Depois dos aviões-bomba, dos carros-bomba e dos homens-bomba, os laboratórios do terrorismo inventaram nova e terrível forma de intimidar. A decapitação foi sempre usada no ocidente, junto com a fogueira, a forca e o garrote até que o Dr. Joseph Ignace Guillotin, médico de profissão e carbonário por convicção, sugeriu aos companheiros em 1791 uma forma mais rápida e humana de cortar cabeças. Estava inventada a guilhotina, usada na França até meados do século passado.

Acostumados às execuções “suaves” da era moderna, como a cadeira elétrica e as injeções letais (os nazistas alegavam que as câmaras de gás também eram indolores), a degola de reféns pelos terroristas islâmicos é um dado novo nesta Era do Fanatismo.

Perder a cabeça no sentido literal é hoje mais assustador do que perdê-la no sentido figurado. E, no entanto, no auge do racionalismo, hora estelar do conhecimento, as melhores cabeças trocam as idéias pelo delírio e enfrentam os afiados sabres da exaltação com as lâminas cegas da simplificação.

Neste panorama, a notícia mais perturbadora apareceu na sexta-feira, quase escondida, na forma de uma destas inocentes estatísticas através das quais o homem moderno imagina-se dono do saber. Publicado no vespertino israelense “Maariv”, distribuído por três agências respeitáveis (AP, EFE e Reuters) e reproduzido pelo “Estado de S. Paulo”, um relatório do Ministério da Defesa de Israel informava que no ano passado mais soldados israelenses mataram-se do que morreram em ação.

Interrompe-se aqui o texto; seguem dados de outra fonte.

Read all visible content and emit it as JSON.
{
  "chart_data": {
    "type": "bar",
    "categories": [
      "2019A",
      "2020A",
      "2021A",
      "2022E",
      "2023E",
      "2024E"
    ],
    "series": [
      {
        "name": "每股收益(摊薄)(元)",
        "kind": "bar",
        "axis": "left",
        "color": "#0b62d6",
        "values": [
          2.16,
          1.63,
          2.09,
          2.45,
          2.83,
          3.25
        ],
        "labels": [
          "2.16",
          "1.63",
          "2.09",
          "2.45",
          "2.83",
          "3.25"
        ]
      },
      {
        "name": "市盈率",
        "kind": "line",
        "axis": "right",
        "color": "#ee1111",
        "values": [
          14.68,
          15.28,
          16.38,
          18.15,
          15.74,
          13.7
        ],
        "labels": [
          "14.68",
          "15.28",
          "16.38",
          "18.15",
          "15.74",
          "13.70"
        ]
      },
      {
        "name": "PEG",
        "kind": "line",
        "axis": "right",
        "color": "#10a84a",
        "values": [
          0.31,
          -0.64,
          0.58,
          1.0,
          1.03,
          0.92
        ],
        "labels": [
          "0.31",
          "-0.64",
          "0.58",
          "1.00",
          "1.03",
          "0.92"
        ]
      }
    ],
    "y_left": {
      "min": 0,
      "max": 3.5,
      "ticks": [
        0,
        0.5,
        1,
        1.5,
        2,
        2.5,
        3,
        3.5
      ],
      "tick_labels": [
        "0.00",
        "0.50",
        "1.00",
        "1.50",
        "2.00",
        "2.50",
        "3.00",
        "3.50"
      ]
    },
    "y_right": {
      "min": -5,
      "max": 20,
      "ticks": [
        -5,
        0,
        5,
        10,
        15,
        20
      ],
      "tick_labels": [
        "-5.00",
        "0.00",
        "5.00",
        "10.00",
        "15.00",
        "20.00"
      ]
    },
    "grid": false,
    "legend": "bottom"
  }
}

Suicidaram-se 43 soldados enquanto 30 pereceram em operações bélicas ou por outras causas. O ano passado não foi atípico – neste primeiro semestre de 2004 já ocorreram 15 casos de suicídio, a tenebrosa cifra está perto de repetir-se.

No absurdo das guerras, o absurdo maior do soldado que desiste de matar e abdica de viver. A dupla recusa é terrível, acachapante e, ao mesmo tempo, uma trombada com a esperança. Num mundo impregnado de rancores onde a regra é fechar os punhos, eles abriram mão da suprema ventura de viver. Enlutado preito à vida, arrevesada luta contra a morte.

Não se conhecem as razões, histórias e teor do desespero destes jovens caídos. Estatísticas não individuam, obrigatoriamente plurais. Como o fizeram e porque o fizeram são irrelevâncias. Mataram-se – é o que importa.

As máquinas de produzir verdades logo os apresentarão como vítimas da intolerância de Sharon ou como vítimas do ensandecimento palestino. Uma corte marcial poderia classificá-los como desertores. Pela lógica da guerra recusaram-se a combater. Em congressos e simpósios serão classificados como psicóticos, melancólicos, deprimidos. Hoje, agarrados à ciência, podemos diagnosticar todas as aflições. Mas não se consegue socorrer os aflitos.

Militares mas não militantes, nada combinaram, não pretendiam armar um movimento ou partido, não sonhavam com o paraíso nem temiam o inferno. Sozinhos, foram em frente contra um inimigo comum: jamais serão reconhecidos como heróis ou mártires.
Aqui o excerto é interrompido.